If it is cancer, the next steps are, quite frankly, terrifying. Unfortunately, I cannot go back and do the same chemo again for a few more rounds. I also likely will not have the option of radiation due to the node being so close to breast tissue and the concern for secondary breast cancer.
Instead, I will need a stem cell transplant. I don’t want to go in depth into that process now, but in short, I will need what is called salvage chemo to knock back any remaining cancer. This stuff is really hardcore – so hardcore, in fact, that it destroys my immune system. In order to regain the immune system, I have healthy stem cells harvested from my body and replaced after the salvage chemo is complete. It’s an Allie, alt, delete. It would require about a month of hospitalization post-transplant plus a few months before I have either the immune system or energy to leave the house. Additionally, that absolutely zaps fertility so I would need to arrange for fertility treatment and egg freezing with some charities beforehand, since my insurance company will not cover it.

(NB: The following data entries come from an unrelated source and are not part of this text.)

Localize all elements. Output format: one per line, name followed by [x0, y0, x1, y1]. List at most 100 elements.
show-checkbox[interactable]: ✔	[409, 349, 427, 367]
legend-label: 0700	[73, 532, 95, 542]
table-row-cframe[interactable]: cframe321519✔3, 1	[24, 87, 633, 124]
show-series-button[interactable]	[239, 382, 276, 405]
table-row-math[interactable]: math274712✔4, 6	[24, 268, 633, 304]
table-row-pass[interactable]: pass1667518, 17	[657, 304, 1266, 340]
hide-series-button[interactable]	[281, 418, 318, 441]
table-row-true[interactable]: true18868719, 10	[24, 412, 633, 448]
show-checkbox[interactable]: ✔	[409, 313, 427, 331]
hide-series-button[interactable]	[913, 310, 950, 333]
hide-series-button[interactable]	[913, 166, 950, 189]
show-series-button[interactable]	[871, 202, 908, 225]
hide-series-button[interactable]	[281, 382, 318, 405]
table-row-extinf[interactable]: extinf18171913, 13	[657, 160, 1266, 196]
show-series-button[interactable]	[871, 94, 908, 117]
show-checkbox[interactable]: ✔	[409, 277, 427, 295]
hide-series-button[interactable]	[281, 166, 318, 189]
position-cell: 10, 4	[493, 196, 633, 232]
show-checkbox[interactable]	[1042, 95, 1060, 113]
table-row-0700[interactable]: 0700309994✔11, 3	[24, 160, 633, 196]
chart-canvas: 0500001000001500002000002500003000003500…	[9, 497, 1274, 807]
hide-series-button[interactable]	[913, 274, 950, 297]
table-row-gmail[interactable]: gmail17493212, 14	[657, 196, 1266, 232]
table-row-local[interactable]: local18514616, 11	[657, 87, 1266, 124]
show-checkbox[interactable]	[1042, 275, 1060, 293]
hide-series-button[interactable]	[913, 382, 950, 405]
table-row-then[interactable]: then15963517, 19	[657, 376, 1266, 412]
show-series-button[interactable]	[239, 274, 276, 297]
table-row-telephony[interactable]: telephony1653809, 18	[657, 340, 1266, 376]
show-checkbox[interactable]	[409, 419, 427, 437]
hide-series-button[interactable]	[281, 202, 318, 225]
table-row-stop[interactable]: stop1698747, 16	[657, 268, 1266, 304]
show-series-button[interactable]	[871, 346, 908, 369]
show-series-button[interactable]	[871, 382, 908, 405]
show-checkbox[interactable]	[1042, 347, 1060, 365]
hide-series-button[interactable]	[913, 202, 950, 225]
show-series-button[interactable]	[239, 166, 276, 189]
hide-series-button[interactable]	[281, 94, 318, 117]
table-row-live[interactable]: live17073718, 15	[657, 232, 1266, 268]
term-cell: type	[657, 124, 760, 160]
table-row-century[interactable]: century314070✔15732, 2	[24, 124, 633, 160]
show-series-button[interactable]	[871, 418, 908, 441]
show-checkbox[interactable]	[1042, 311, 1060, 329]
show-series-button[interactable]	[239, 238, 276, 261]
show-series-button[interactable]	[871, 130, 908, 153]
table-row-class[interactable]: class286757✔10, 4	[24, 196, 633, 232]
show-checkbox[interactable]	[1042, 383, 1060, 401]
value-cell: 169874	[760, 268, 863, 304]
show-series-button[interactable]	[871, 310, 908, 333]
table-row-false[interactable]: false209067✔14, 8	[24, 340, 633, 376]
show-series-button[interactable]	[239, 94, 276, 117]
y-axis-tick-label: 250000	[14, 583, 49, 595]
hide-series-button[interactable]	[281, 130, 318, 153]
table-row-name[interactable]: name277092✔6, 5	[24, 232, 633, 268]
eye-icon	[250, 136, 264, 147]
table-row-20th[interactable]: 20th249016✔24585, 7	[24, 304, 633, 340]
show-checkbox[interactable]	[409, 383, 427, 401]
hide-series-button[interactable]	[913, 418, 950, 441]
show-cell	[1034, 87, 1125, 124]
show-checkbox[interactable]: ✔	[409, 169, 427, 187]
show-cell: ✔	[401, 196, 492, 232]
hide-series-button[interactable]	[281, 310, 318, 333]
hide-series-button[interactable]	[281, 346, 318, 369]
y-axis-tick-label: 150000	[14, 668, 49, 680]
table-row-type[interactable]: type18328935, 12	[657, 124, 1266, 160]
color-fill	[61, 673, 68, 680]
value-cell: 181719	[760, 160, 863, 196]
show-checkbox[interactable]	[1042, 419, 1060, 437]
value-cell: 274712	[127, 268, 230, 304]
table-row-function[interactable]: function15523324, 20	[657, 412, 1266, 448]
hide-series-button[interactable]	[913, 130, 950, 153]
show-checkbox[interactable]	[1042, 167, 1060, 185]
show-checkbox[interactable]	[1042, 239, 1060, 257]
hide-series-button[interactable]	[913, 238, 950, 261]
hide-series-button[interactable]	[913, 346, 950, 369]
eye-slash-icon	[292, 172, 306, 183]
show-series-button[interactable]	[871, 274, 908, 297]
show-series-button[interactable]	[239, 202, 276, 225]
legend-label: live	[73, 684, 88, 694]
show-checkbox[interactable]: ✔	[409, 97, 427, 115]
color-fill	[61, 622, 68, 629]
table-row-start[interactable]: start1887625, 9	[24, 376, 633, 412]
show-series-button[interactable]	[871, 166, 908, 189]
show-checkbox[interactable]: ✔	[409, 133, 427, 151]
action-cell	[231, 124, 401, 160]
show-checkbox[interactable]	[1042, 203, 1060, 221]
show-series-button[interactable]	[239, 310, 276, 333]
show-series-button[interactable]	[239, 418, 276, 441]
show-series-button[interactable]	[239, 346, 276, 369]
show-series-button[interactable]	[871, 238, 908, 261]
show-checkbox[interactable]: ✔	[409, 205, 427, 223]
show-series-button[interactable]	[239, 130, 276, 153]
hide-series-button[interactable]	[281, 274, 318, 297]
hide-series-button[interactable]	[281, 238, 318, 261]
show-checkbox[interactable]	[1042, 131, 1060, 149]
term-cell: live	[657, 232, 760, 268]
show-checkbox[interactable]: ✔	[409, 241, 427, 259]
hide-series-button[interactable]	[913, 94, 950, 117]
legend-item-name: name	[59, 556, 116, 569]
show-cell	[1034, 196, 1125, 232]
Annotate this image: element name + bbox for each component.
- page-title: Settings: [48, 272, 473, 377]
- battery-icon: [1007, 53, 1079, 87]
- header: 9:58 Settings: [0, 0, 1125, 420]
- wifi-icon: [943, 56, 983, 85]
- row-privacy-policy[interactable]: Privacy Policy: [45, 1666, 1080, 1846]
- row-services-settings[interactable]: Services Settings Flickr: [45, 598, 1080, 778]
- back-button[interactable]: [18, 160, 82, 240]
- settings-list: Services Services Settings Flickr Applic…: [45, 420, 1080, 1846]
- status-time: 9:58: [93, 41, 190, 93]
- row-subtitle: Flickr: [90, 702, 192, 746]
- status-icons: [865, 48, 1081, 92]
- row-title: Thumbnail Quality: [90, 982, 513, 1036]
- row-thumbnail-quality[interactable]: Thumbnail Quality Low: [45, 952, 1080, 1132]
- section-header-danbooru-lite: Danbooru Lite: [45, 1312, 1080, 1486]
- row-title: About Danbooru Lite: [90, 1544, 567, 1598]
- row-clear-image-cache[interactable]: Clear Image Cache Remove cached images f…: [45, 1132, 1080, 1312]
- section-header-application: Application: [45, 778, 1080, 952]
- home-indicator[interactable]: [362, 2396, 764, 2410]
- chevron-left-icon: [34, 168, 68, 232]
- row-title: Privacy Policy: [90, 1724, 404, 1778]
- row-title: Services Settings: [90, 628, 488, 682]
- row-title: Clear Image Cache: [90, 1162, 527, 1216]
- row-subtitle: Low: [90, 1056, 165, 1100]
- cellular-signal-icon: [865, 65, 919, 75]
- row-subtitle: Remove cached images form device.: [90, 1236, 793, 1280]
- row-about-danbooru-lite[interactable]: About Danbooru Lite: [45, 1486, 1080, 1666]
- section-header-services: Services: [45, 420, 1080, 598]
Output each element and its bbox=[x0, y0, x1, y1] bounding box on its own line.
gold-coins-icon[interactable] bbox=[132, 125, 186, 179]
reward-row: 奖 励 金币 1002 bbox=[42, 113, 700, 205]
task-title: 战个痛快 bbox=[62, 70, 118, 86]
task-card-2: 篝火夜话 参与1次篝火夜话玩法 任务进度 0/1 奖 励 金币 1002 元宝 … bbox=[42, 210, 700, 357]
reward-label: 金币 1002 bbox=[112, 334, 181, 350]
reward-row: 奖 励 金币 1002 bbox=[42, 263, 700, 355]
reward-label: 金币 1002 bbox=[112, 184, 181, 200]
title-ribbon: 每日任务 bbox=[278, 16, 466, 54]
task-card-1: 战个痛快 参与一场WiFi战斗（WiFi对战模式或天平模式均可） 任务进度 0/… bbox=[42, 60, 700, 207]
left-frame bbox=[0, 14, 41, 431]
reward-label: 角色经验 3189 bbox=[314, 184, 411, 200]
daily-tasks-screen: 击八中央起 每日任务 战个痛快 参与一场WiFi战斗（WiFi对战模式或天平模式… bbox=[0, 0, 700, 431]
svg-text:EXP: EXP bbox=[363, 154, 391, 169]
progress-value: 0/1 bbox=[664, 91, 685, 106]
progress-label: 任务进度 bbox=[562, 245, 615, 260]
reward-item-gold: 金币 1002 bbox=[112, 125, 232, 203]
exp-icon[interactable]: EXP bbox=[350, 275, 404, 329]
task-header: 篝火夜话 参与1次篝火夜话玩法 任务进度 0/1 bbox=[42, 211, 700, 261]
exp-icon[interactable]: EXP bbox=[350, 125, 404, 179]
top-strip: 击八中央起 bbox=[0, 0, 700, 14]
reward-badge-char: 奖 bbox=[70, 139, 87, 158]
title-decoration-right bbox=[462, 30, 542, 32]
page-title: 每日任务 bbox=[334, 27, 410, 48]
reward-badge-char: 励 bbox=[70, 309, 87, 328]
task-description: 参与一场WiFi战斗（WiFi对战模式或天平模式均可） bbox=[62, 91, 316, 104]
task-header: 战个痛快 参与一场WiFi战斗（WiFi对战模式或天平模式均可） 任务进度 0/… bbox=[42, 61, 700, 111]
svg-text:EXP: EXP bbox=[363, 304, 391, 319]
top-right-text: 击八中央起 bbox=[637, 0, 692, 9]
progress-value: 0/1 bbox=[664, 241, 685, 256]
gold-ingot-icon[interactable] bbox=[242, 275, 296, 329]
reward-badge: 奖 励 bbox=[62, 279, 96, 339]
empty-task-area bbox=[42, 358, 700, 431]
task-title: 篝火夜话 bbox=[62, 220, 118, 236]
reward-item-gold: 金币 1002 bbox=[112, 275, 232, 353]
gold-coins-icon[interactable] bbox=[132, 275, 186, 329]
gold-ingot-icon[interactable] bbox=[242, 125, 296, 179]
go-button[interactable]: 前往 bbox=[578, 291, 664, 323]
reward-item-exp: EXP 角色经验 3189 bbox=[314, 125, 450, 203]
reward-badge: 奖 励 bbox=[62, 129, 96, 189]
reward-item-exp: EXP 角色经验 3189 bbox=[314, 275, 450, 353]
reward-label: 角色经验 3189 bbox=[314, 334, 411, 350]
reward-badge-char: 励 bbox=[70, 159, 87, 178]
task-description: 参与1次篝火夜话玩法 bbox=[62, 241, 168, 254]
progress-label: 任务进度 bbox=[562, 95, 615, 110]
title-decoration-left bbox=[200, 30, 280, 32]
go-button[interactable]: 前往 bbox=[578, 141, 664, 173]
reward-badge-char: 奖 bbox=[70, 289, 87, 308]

I hope that makes what is currently going on with me clear. As I was telling people at work, over the phone, and online today, I don’t think I was being particularly clear. What I have written is about as much information as I currently have. I will update as I get more info.
I don’t believe I have ever written this before in my blog given my particularly unorthodox spiritual bend, but I would appreciate prayers, good thoughts and vibes, crossed fingers, and lit candles for me. Thanks everyone.